En 2023, le rapport State of the Global Workplace de Gallup indique que seuls 23 % des salariés dans le monde se déclarent engagés dans leur travail, tandis que le désengagement pèserait plus de 8 000 milliards de dollars par an sur l’économie mondiale. Ce chiffre ne sort pas d’un rapport militant, il vient d’un institut qui mesure l’engagement depuis plus de vingt ans. Autrement dit, le modèle classique de management centré sur le contrôle et la correction des erreurs a atteint ses limites.

En parallèle, des chercheurs comme Martin Seligman, Christopher Peterson ou Kim Cameron documentent depuis le début des années 2000 un autre chemin. Ils montrent comment la psychologie positive et les vertus de caractère transforment le climat de travail, la qualité des décisions et les résultats financiers. Le leadership vertueux s’appuie sur ces travaux. Il ne parle pas de gentillesse vague, mais de courage, de justice, de prudence, de gratitude, avec des effets mesurés sur la performance.
Dans cet article, vous allez voir comment ce courant s’enracine dans la psychologie positive, quels ressorts il mobilise dans le cerveau et dans les équipes, comment un manager peut l’appliquer dès demain, et à quels pièges se heurtent ceux qui s’y prennent mal. Le mot “vertueux” peut paraître abstrait. Vous allez le traduire en comportements quotidiens très concrets.
1. Qu’appelle-t-on leadership vertueux en psychologie positive ?
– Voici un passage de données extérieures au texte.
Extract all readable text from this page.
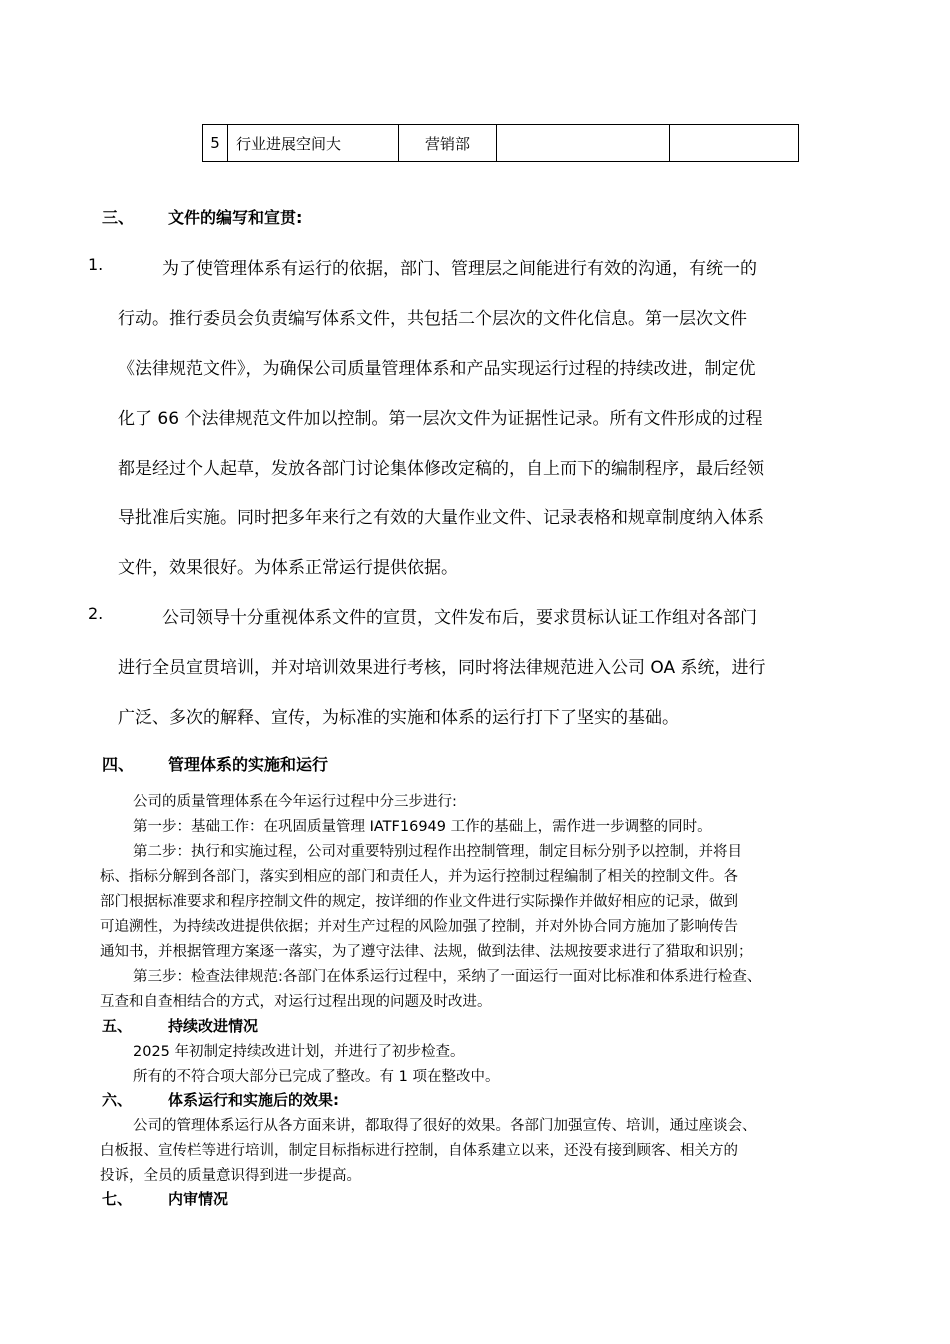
5	行业进展空间大	营销部		
三、 文件的编写和宣贯:
1.	为了使管理体系有运行的依据，部门、管理层之间能进行有效的沟通，有统一的
行动。推行委员会负责编写体系文件，共包括二个层次的文件化信息。第一层次文件
《法律规范文件》，为确保公司质量管理体系和产品实现运行过程的持续改进，制定优
化了 66 个法律规范文件加以控制。第一层次文件为证据性记录。所有文件形成的过程
都是经过个人起草，发放各部门讨论集体修改定稿的，自上而下的编制程序，最后经领
导批准后实施。同时把多年来行之有效的大量作业文件、记录表格和规章制度纳入体系
文件，效果很好。为体系正常运行提供依据。
2.	公司领导十分重视体系文件的宣贯，文件发布后，要求贯标认证工作组对各部门
进行全员宣贯培训，并对培训效果进行考核，同时将法律规范进入公司 OA 系统，进行
广泛、多次的解释、宣传，为标准的实施和体系的运行打下了坚实的基础。
四、 管理体系的实施和运行
公司的质量管理体系在今年运行过程中分三步进行:
第一步：基础工作：在巩固质量管理 IATF16949 工作的基础上，需作进一步调整的同时。
第二步：执行和实施过程，公司对重要特别过程作出控制管理，制定目标分别予以控制，并将目
标、指标分解到各部门，落实到相应的部门和责任人，并为运行控制过程编制了相关的控制文件。各
部门根据标准要求和程序控制文件的规定，按详细的作业文件进行实际操作并做好相应的记录，做到
可追溯性，为持续改进提供依据；并对生产过程的风险加强了控制，并对外协合同方施加了影响传告
通知书，并根据管理方案逐一落实，为了遵守法律、法规，做到法律、法规按要求进行了猎取和识别；
第三步：检查法律规范:各部门在体系运行过程中，采纳了一面运行一面对比标准和体系进行检查、
互查和自查相结合的方式，对运行过程出现的问题及时改进。
五、 持续改进情况
2025 年初制定持续改进计划，并进行了初步检查。
所有的不符合项大部分已完成了整改。有 1 项在整改中。
六、 体系运行和实施后的效果:
公司的管理体系运行从各方面来讲，都取得了很好的效果。各部门加强宣传、培训，通过座谈会、
白板报、宣传栏等进行培训，制定目标指标进行控制，自体系建立以来，还没有接到顾客、相关方的
投诉，全员的质量意识得到进一步提高。
七、 内审情况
Le leadership vertueux s’inspire d’une intuition ancienne : un chef qui cultive des vertus morales et relationnelles crée un climat de confiance qui tient dans la durée. La nouveauté vient des apports de la psychologie positive, née à la fin des années 1990 sous l’impulsion de Martin Seligman, qui a présidé l’American Psychological Association en 1998. Ce courant se concentre sur ce qui va bien chez l’être humain, sur ses forces, ses ressources psychologiques, et pas seulement sur ses troubles.
Dans le champ du travail, des auteurs comme Kim Cameron à l’Université du Michigan, ou l’Institut Français du Leadership Positif, ont appliqué ces idées au management. Le leadership vertueux désigne alors un style de direction où le leader s’appuie sur ses vertus personnelles et sur celles de ses collaborateurs pour nourrir trois zones : la qualité des relations, le sens du travail et la rigueur dans l’action.
L’article de Meer dédié au leadership positif rappelle que ce style de management repose sur des bases scientifiques issues de la psychologie positive et des neurosciences. Les interactions positives augmentent la production d’ocytocine, hormone associée à la confiance et à l’empathie. Un cerveau exposé à ce type d’interactions devient plus créatif et plus résistant au stress. Le leadership vertueux puise dans ces mécanismes pour créer un climat de travail où la bienveillance n’exclut pas l’exigence.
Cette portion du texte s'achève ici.